Unnamed: 0,l2_regularization,learning_rate,max_leaf_nodes,min_samples_leaf,max_bins,mean_test_score,std_test_score,rank_test_score
0,12.575887,0.107079,148,1,116,0.861265,0.004508,1
3,0.138004,0.223528,35,2,82,0.8599,0.003037,2
4,79.91211,0.097683,4,8,93,0.85313,0.003396,3
7,0.077552,0.051737,233,3,44,0.850728,0.001191,4
6,0.007797,0.655805,102,3,41,0.837761,0.002726,5
5,1e-06,0.009172,23,27,101,0.834484,0.003109,6
9,0.000383,0.077642,10,13,5,0.829598,0.003378,7
1,0.000376,0.264443,60,1,3,0.802544,0.002743,8
8,0.000507,0.006585,122,33,14,0.798586,0.001466,9
2,7.51413,5.660641,8,4,22,0.750757,0.036525,10


In [18]:
model_random_search = RandomizedSearchCV(
     model, param_distributions=param_distributions, n_iter=500,
     n_jobs=4, cv=5)
model_random_search.fit(data_train, target_train)
cv_results =  pd.DataFrame(model_random_search.cv_results_)
cv_results.to_csv("../figures/randomized_search_results.csv")

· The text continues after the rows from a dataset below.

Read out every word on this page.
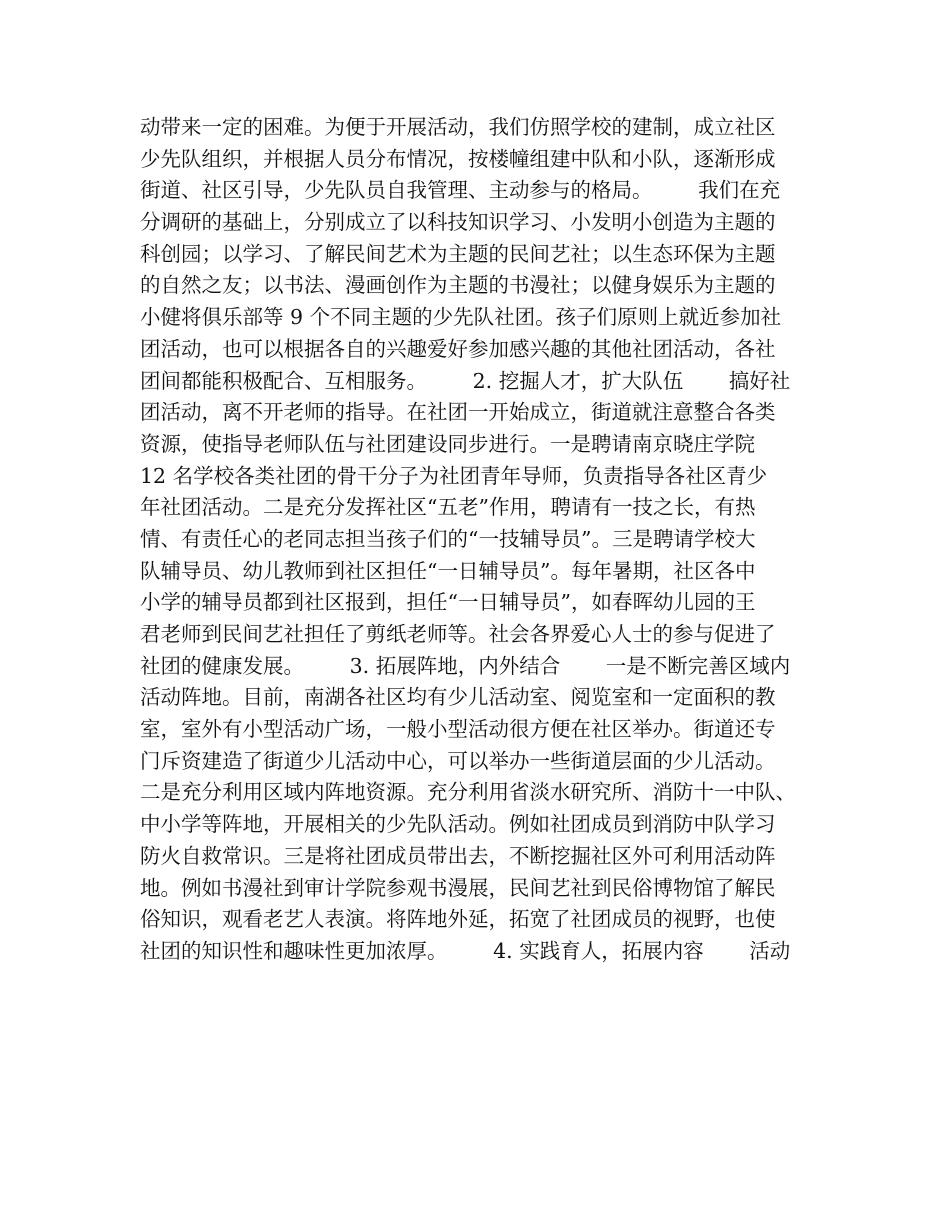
动带来一定的困难。为便于开展活动，我们仿照学校的建制，成立社区
少先队组织，并根据人员分布情况，按楼幢组建中队和小队，逐渐形成
街道、社区引导，少先队员自我管理、主动参与的格局。       我们在充
分调研的基础上，分别成立了以科技知识学习、小发明小创造为主题的
科创园；以学习、了解民间艺术为主题的民间艺社；以生态环保为主题
的自然之友；以书法、漫画创作为主题的书漫社；以健身娱乐为主题的
小健将俱乐部等 9 个不同主题的少先队社团。孩子们原则上就近参加社
团活动，也可以根据各自的兴趣爱好参加感兴趣的其他社团活动，各社
团间都能积极配合、互相服务。       2. 挖掘人才，扩大队伍       搞好社
团活动，离不开老师的指导。在社团一开始成立，街道就注意整合各类
资源，使指导老师队伍与社团建设同步进行。一是聘请南京晓庄学院
12 名学校各类社团的骨干分子为社团青年导师，负责指导各社区青少
年社团活动。二是充分发挥社区“五老”作用，聘请有一技之长，有热
情、有责任心的老同志担当孩子们的“一技辅导员”。三是聘请学校大
队辅导员、幼儿教师到社区担任“一日辅导员”。每年暑期，社区各中
小学的辅导员都到社区报到，担任“一日辅导员”，如春晖幼儿园的王
君老师到民间艺社担任了剪纸老师等。社会各界爱心人士的参与促进了
社团的健康发展。       3. 拓展阵地，内外结合       一是不断完善区域内
活动阵地。目前，南湖各社区均有少儿活动室、阅览室和一定面积的教
室，室外有小型活动广场，一般小型活动很方便在社区举办。街道还专
门斥资建造了街道少儿活动中心，可以举办一些街道层面的少儿活动。
二是充分利用区域内阵地资源。充分利用省淡水研究所、消防十一中队、
中小学等阵地，开展相关的少先队活动。例如社团成员到消防中队学习
防火自救常识。三是将社团成员带出去，不断挖掘社区外可利用活动阵
地。例如书漫社到审计学院参观书漫展，民间艺社到民俗博物馆了解民
俗知识，观看老艺人表演。将阵地外延，拓宽了社团成员的视野，也使
社团的知识性和趣味性更加浓厚。       4. 实践育人，拓展内容       活动
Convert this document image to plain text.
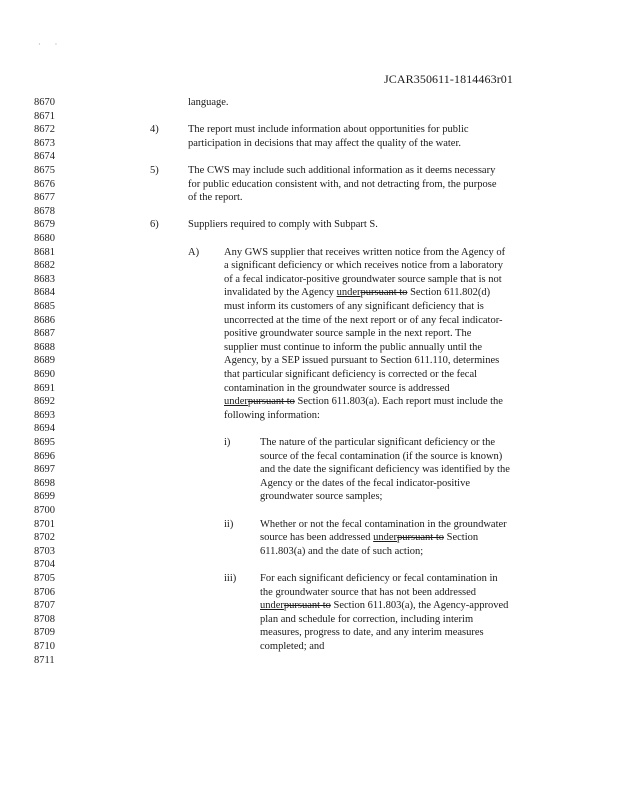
·       ·
JCAR350611-1814463r01
8670
8671
8672
8673
8674
8675
8676
8677
8678
8679
8680
8681
8682
8683
8684
8685
8686
8687
8688
8689
8690
8691
8692
8693
8694
8695
8696
8697
8698
8699
8700
8701
8702
8703
8704
8705
8706
8707
8708
8709
8710
8711
language.
4)	The report must include information about opportunities for public
participation in decisions that may affect the quality of the water.
5)	The CWS may include such additional information as it deems necessary
for public education consistent with, and not detracting from, the purpose
of the report.
6)	Suppliers required to comply with Subpart S.
A) Any GWS supplier that receives written notice from the Agency of
a significant deficiency or which receives notice from a laboratory
of a fecal indicator-positive groundwater source sample that is not
invalidated by the Agency underpursuant to Section 611.802(d)
must inform its customers of any significant deficiency that is
uncorrected at the time of the next report or of any fecal indicator-
positive groundwater source sample in the next report. The
supplier must continue to inform the public annually until the
Agency, by a SEP issued pursuant to Section 611.110, determines
that particular significant deficiency is corrected or the fecal
contamination in the groundwater source is addressed
underpursuant to Section 611.803(a). Each report must include the
following information:
i)	The nature of the particular significant deficiency or the
source of the fecal contamination (if the source is known)
and the date the significant deficiency was identified by the
Agency or the dates of the fecal indicator-positive
groundwater source samples;
ii)	Whether or not the fecal contamination in the groundwater
source has been addressed underpursuant to Section
611.803(a) and the date of such action;
iii) For each significant deficiency or fecal contamination in
the groundwater source that has not been addressed
underpursuant to Section 611.803(a), the Agency-approved
plan and schedule for correction, including interim
measures, progress to date, and any interim measures
completed; and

FileNotFoundError: [Errno 2] No such file or directory: '../figures/randomized_search_results.csv'

In [None]:
cv_results = pd.read_csv("../figures/randomized_search_results.csv",
                         index_col=0)

As we have more than 2 parameters in our grid-search, we cannot visualize the results using a heatmap. However, we can us a parallel coordinates plot.

In [None]:
(cv_results[column_results].rename(
    shorten_param, axis=1).sort_values("mean_test_score"))

In [None]:
import numpy as np
import plotly.express as px

fig = px.parallel_coordinates(
    cv_results.rename(shorten_param, axis=1).apply({
        "learning_rate": np.log10,
        "max_leaf_nodes": np.log2,
        "max_bins": np.log2,
        "min_samples_leaf": np.log10,
        "l2_regularization": np.log10,
        "mean_test_score": lambda x: x}),
    color="mean_test_score",
    color_continuous_scale=px.colors.sequential.Viridis,
)
fig.show()

In this notebook, we have seen how randomized search offer a valuable alternative to grid-search when the number of hyperparameters to tune is more than two. It also alleviates the regularity imposed by the grid that might be problematic sometimes.